The Usual Suspects (1995)

Gabriel Byrne, Benicio Del Toro (wonderfully indecipherable), Kevin Spacey and Stephen Baldwin are members of a criminal crew thrown together by official vindictiveness who decide to strike back, only to find themselves in so deep that there are boats full of bodies and a witness who makes Hungarian sound like the most fearful of languages. It’s an updated noir thriller—where both the light and hopes of survival flicker.

Wag the Dog (1997)

A Hollywood satire that serves as a predecessor to Veep and The Thick of It, Barry Levinson’s comedy stars a mercurial Robert De Niro as the political fixer who recruits an arrogant Hollywood producer (Dustin Hoffman doing his best Robert Evans) to help him cover up a Presidential scandal by manufacturing a fake war. Driven by acid humour then, it’s prescient now.

The Wedding Singer (1998)

Drew Barrymore subtly wields numerous screen talents, one of which is that she repeatedly put Adam Sandler in the best possible light. Her guileless waitress is the perfect foil for Sandler’s despairing musician who has been left at the altar in this goofy 1980s-set romantic comedy. It has all of Sandler’s tropes (and buddy cameos), but Barrymore makes the back-and-forth shine.

Willy Wonka & the Chocolate Factory (1971)

Roald Dahl adapted—somewhat unhappily—his 1964 novel children’s fantasy Charlie and the Chocolate Factory for Hollywood, and the story of a reclusive sweets magnate and the children he allows into his factory created the iconic title role for Gene Wilder, who brought sweetness and a sharp edge to an offbeat adventure that doesn’t pander to its target audience.
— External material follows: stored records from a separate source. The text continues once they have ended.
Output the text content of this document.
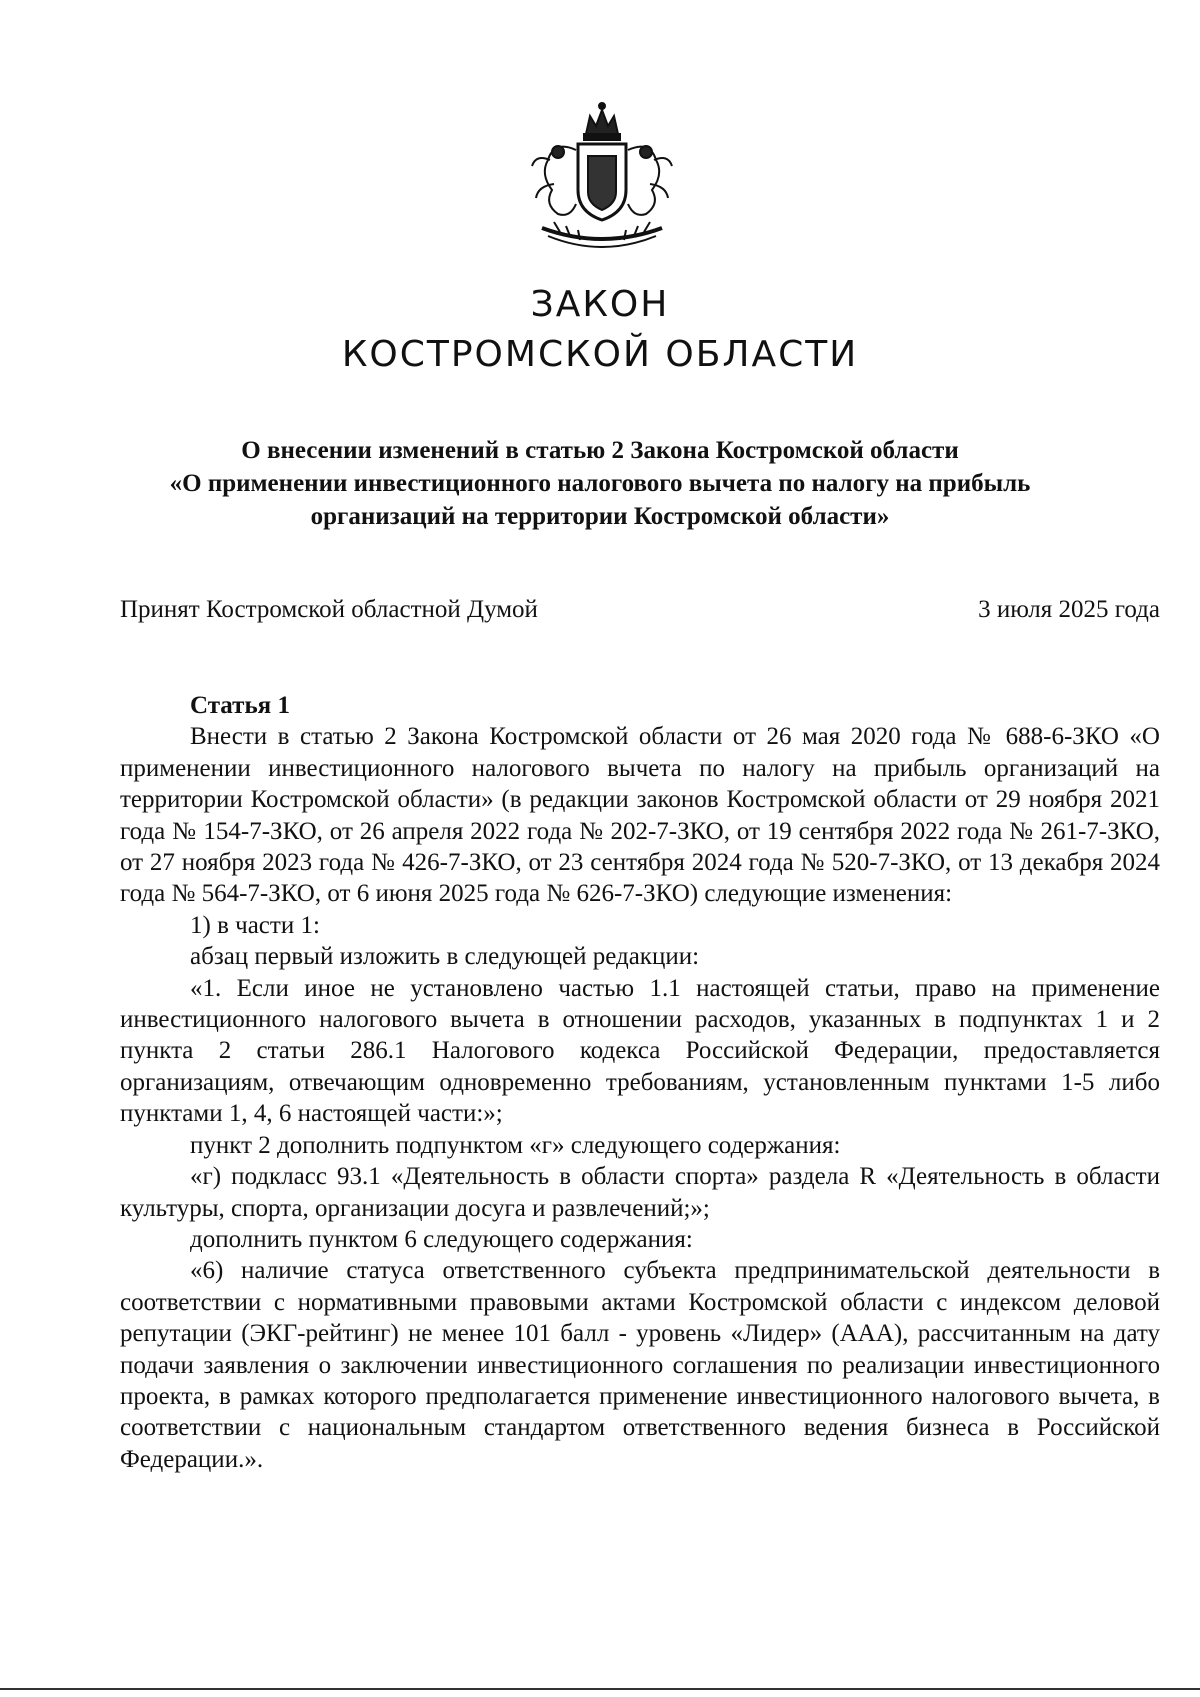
ЗАКОН
КОСТРОМСКОЙ ОБЛАСТИ
О внесении изменений в статью 2 Закона Костромской области
«О применении инвестиционного налогового вычета по налогу на прибыль
организаций на территории Костромской области»
Принят Костромской областной Думой	3 июля 2025 года

Статья 1

Внести в статью 2 Закона Костромской области от 26 мая 2020 года № 688-6-ЗКО «О применении инвестиционного налогового вычета по налогу на прибыль организаций на территории Костромской области» (в редакции законов Костромской области от 29 ноября 2021 года № 154-7-ЗКО, от 26 апреля 2022 года № 202-7-ЗКО, от 19 сентября 2022 года № 261-7-ЗКО, от 27 ноября 2023 года № 426-7-ЗКО, от 23 сентября 2024 года № 520-7-ЗКО, от 13 декабря 2024 года № 564-7-ЗКО, от 6 июня 2025 года № 626-7-ЗКО) следующие изменения:

1) в части 1:

абзац первый изложить в следующей редакции:

«1. Если иное не установлено частью 1.1 настоящей статьи, право на применение инвестиционного налогового вычета в отношении расходов, указанных в подпунктах 1 и 2 пункта 2 статьи 286.1 Налогового кодекса Российской Федерации, предоставляется организациям, отвечающим одновременно требованиям, установленным пунктами 1-5 либо пунктами 1, 4, 6 настоящей части:»;

пункт 2 дополнить подпунктом «г» следующего содержания:

«г) подкласс 93.1 «Деятельность в области спорта» раздела R «Деятельность в области культуры, спорта, организации досуга и развлечений;»;

дополнить пунктом 6 следующего содержания:

«6) наличие статуса ответственного субъекта предпринимательской деятельности в соответствии с нормативными правовыми актами Костромской области с индексом деловой репутации (ЭКГ-рейтинг) не менее 101 балл - уровень «Лидер» (ААА), рассчитанным на дату подачи заявления о заключении инвестиционного соглашения по реализации инвестиционного проекта, в рамках которого предполагается применение инвестиционного налогового вычета, в соответствии с национальным стандартом ответственного ведения бизнеса в Российской Федерации.».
The Year of Living Dangerously (1982)

Between Gallipoli and Witness, the great Peter Weir made this atmospheric update of the foreign correspondent drama, with Mel Gibson as a young reporter whose hunger for success in the politically fraught 1960s Indonesia leads him downwards—even as he’s drawn to Sigourney Weaver’s diplomat. As a local fixer, Linda Hunt rightfully won the Oscar for Best Supporting Actress.